To really success in a business or organisation, it is sometimes helpful to know what your job is, and whether it involves any duties. Ask around among your co-workers, 'G'day', you should say 'I'm a new employee. What is the title of my job ?'. If they answer 'long-range planner' or 'consultant', you are pretty much free to lounge around and do crossword puzzles until retirement. Most other jobs, however, will involve some kind of work.
There are two major kinds of work in modern organisations.
1. Taking phone messages for people who are in meetings and
2. Going to meetings.
Your ultimate career strategy will be to get a job involving primarily number two, going to meetings, as soon as possible, because that's where all the prestige is.
It is all very well and good to be able to take phone message but you are never going to get a position of power, a position where you can cost thousands of people their jobs with a single block headed decision, unless you learn how to attend meeting.
The first meeting ever held was back in the Mezzanine Era. In those days, Man's job was to slay his prey and bring it home to Woman, who had to work out how to cook it. The problem was, Man was slow and naked, where as the prey had warm fur and could run like an antelope (in fact it was an antelope, only back then no-one knew this).
At last, someone said 'Maybe if we just sit down and did some brain storming we could come up with a better way to hunt our prey !' It went extremely well, plus it was much warmer sitting in a circle, so they agreed to meet again the next day, and the next.
But Woman pointed out that, prey wise, the men had not produced anything, and the human race was pretty much starving. The man agreed that was serious and said they would put it right near the top of their 'agenda'! At that point, Woman, who were primitive but not stupid, starting eating plants. And thus modern agriculture was born. It could never have happened without meetings.
However, the modern business meeting might be better compared with a funeral, in the sense that you have a gathering of people who are wearing uncomfortable clothing and would rather we somewhere else. The major difference is that most funerals have a definite purpose. Also, nothing is ever really buried at a meeting.
An idea may look dead, but it will always reappear at another meeting. If you have ever seen the movie 'Night of the Living Dead', you will have a rough idea of how modern meeting operate with projects and proposals that everybody thought were killed, rising constantly from their graves to stagger back into the meeting and eat the brains of the living.
There are two major kinds of meetings.
1. Meetings that are held for basically the same reason that Wattle Day is observed - namely, tradition. For example, a lot of managerial people like to meet on Monday because it's Monday. You'll get used to it. You'd better, because this kind accounts for 83 per cent of all meetings held (based on a study in which I wrote down numbers until one looked right).

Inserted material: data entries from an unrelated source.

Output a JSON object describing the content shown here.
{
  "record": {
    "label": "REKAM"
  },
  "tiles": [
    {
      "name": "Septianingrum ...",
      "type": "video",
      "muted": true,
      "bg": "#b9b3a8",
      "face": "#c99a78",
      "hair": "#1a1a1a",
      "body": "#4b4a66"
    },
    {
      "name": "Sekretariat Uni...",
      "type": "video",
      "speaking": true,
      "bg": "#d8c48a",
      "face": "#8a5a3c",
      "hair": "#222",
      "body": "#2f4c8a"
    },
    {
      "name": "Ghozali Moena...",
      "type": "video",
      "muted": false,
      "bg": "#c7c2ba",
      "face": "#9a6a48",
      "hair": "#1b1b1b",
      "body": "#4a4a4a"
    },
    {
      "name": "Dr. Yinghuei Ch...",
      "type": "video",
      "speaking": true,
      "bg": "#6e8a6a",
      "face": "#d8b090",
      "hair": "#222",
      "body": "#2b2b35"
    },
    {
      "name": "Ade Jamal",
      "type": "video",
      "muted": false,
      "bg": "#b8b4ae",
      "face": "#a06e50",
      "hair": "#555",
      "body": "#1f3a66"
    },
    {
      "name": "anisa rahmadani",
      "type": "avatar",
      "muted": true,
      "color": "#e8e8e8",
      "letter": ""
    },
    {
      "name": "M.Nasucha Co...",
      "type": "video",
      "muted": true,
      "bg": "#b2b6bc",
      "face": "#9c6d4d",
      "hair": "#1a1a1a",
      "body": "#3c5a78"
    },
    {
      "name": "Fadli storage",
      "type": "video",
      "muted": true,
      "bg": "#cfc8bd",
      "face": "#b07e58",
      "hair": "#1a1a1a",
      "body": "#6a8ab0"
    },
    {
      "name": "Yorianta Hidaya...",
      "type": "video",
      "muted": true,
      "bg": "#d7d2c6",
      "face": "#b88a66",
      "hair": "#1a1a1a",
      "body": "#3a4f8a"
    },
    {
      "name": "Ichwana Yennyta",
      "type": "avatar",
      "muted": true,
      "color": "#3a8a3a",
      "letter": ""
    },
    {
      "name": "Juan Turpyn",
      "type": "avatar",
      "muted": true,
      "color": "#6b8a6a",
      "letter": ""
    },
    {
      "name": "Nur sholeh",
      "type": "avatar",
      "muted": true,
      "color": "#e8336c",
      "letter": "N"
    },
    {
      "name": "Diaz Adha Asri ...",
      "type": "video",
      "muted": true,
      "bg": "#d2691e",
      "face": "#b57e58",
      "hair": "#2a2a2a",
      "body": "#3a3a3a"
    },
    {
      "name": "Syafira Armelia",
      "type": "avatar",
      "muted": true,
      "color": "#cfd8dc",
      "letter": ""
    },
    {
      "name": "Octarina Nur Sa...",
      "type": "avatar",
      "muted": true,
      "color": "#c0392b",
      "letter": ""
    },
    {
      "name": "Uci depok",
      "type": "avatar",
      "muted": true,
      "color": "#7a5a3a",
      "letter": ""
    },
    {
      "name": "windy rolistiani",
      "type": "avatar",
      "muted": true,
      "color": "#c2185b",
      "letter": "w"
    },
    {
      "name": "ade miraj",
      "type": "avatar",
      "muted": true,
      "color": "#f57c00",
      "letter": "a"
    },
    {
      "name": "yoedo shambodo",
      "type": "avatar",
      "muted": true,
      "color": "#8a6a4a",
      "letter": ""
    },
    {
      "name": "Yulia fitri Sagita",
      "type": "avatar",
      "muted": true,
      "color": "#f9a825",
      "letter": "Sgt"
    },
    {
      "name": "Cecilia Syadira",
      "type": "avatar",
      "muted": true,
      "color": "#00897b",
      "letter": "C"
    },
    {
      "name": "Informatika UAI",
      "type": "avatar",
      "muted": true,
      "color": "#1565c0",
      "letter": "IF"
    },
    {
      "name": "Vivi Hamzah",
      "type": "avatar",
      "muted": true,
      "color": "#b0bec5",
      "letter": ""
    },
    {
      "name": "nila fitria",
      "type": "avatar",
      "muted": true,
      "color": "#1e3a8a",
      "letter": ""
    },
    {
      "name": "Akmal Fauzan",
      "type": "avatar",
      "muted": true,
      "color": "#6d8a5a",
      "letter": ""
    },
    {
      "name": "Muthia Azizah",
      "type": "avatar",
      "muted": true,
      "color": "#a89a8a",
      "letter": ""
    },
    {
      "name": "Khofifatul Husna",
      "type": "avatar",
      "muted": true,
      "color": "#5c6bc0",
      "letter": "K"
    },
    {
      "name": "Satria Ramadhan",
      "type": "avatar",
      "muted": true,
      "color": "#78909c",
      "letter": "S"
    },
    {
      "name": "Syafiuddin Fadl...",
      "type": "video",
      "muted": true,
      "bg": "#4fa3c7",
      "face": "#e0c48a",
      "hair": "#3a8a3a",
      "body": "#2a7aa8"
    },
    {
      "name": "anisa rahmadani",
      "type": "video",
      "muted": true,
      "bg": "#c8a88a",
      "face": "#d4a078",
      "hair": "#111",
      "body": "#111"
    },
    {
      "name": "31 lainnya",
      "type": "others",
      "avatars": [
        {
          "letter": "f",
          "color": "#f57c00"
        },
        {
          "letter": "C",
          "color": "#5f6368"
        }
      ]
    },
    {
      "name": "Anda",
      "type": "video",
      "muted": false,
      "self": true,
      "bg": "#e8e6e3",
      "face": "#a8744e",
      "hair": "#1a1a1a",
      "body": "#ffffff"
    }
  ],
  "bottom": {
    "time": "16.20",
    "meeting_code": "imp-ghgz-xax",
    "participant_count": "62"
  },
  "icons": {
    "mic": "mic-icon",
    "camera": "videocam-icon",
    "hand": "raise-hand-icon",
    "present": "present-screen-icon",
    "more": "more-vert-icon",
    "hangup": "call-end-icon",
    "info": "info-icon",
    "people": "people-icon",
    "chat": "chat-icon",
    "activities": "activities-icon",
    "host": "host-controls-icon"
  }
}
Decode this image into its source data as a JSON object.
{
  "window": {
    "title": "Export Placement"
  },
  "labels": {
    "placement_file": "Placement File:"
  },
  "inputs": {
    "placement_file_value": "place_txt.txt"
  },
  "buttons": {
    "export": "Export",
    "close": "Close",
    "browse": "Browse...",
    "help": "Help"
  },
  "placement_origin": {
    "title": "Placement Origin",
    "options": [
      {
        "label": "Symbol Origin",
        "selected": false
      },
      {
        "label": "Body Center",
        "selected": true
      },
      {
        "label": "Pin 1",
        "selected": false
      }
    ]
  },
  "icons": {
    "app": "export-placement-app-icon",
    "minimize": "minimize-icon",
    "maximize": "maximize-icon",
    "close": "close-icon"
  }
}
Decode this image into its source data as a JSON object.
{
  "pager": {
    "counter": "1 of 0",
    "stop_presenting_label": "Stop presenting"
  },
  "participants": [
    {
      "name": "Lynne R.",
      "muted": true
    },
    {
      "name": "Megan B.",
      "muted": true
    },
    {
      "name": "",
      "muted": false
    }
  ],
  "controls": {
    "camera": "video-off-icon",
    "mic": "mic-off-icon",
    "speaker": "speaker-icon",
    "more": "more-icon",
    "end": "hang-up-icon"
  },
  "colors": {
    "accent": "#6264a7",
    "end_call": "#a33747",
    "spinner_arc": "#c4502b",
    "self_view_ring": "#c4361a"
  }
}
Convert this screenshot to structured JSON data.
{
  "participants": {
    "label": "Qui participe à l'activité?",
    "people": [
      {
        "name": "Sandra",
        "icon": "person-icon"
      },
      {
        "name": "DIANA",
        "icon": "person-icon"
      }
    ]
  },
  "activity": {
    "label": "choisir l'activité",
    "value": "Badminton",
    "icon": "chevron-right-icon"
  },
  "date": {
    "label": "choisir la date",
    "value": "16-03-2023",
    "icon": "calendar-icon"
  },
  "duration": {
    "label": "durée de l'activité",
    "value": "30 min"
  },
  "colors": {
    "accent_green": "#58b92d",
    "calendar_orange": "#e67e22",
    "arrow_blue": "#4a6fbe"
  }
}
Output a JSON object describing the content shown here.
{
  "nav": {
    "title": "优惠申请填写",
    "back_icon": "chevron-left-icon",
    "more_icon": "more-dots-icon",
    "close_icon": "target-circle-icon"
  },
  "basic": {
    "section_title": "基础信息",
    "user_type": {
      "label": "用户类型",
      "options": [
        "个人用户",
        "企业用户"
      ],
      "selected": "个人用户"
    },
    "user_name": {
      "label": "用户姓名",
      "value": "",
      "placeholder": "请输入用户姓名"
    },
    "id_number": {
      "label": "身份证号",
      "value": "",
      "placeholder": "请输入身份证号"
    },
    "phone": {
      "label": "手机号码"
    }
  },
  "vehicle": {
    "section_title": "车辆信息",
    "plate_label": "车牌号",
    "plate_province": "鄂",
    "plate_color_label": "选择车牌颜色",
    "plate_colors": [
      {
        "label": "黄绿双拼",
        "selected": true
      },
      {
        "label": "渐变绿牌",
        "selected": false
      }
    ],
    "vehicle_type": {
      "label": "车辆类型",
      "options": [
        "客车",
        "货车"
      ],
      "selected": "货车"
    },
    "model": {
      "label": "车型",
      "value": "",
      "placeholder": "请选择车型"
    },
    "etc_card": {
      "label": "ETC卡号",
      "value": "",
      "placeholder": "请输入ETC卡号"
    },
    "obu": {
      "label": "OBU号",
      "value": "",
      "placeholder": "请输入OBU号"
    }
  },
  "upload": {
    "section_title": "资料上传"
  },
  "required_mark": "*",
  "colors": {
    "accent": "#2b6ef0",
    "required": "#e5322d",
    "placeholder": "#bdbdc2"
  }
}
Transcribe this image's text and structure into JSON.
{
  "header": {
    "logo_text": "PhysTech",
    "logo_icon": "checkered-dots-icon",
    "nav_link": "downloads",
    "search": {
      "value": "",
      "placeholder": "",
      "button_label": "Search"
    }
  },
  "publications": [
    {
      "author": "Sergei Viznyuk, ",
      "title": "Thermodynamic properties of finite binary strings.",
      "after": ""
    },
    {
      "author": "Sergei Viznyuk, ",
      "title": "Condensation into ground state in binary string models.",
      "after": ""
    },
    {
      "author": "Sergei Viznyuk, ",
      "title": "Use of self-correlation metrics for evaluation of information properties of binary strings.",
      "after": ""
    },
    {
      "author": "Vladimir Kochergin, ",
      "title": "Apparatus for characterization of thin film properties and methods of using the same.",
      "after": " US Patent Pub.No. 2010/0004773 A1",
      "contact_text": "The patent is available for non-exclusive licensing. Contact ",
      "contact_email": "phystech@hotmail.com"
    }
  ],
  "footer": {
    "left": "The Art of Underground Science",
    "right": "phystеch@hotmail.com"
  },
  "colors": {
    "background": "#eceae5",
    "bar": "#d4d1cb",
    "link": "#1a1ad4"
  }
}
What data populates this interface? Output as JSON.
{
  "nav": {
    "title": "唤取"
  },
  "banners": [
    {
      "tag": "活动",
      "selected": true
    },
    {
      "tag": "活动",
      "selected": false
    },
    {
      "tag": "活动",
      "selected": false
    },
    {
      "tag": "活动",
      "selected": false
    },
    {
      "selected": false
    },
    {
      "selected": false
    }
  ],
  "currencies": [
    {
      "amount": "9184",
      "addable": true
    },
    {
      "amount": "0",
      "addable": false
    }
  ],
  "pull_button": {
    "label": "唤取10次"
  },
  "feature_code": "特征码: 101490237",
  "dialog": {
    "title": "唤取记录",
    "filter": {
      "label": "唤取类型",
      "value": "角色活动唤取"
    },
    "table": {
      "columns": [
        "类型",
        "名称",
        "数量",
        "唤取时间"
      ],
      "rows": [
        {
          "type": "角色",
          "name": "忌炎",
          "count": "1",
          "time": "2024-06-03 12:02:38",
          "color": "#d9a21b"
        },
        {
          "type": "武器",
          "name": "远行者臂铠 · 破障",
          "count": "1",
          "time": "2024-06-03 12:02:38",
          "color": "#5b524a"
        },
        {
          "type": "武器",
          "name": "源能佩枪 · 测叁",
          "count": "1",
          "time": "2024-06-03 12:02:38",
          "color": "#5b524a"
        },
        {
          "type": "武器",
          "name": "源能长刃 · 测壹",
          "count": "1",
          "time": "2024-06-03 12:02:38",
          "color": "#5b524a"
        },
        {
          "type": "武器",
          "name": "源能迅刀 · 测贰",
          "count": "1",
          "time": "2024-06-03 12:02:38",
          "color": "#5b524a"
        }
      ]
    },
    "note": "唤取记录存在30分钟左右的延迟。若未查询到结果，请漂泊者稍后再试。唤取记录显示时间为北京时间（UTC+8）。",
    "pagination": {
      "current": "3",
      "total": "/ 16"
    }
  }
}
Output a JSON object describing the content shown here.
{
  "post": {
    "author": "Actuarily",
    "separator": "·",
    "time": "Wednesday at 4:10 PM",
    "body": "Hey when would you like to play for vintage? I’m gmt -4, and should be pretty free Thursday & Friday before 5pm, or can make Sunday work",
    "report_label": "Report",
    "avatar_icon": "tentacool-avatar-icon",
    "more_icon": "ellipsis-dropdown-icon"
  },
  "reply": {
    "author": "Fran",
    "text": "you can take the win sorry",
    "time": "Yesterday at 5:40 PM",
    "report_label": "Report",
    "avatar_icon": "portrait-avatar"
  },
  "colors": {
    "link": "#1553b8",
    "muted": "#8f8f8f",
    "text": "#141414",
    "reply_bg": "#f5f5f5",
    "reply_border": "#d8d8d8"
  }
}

This type of meeting operates the way 'News Time' does in kindergarten, with everybody getting so say something, the difference being that in kindergarten, kids actually have something to say. When it's your turn, you should say that you're still working on whatever it is you're supposed to be working on. This may seem unnecessary since, obviously, you'd be working on whatever you're supposed to be working on, and even if you weren't, you'd claim that you were, but this is the traditional thing for everyone to say. It would be a lot faster if the person running the meeting would just say, 'Everybody who is still working on what he or she is supposed to be working on, raise your hand'. You'd all be out of there in five minutes, even allowing time for jokes. But this is not how we do it here. My guess is that is how they do it in Japan.
2. Meetings where there is some kind of alleged purpose. They are trickier, because what you do depends on what the purpose is. Sometimes the purpose is harmless, like somebody wants to show slides of pie charts and give everybody a copy of a big fat report. All you have to do in this kind of meeting is sit there and have elaborate fantasies, then take the report back to your office and throw it away, unless you're the deputy managing director, in which case you write the name of a subordinate in the upper right hand corner, followed by a question mark - like this 'Norm ?' and forget all about it (although it will plague poor old Norm for the rest of his career).
But sometimes you have to go to meetings where the purpose is to get your 'input' on something. This is very serious, because what it means is, they want to make sure than in the case whatever it turns out to be stupid or fatal, you'll get some of the blame. So you have to somehow escape from the meeting before they get around to asking you to say anything. One way is to set fire to your tie.
Another is to have an accomplice interrupt the meeting and announce that you have a phone call from somebody very important, such as the managing director, or the pope.
You should know how to take notes at a meeting. Use an oversized official looking pad. At the top write the date and underline it twice.
Now wait until an important person, such as your boss, starts talking. When he does, look at him and with an expression of enraptured interest, as though he is revealing the secrets of life itself. Then draw interlocking rectangles.
If it is an especially lengthy meeting, try something like arrows or pictures of aliens.
If somebody falls asleep in a meeting, have everybody else leave the room,. The collect a group of total strangers, right off the street and have then sit around the sleeping person until he wakes up. Then have one of them say in a very sombre voice. Bob, your plan is very, very risky. However you've given us no choice but to try it. I only hope for your sake, that you know what you're getting yourself into'.
Then everybody should file quietly from the room.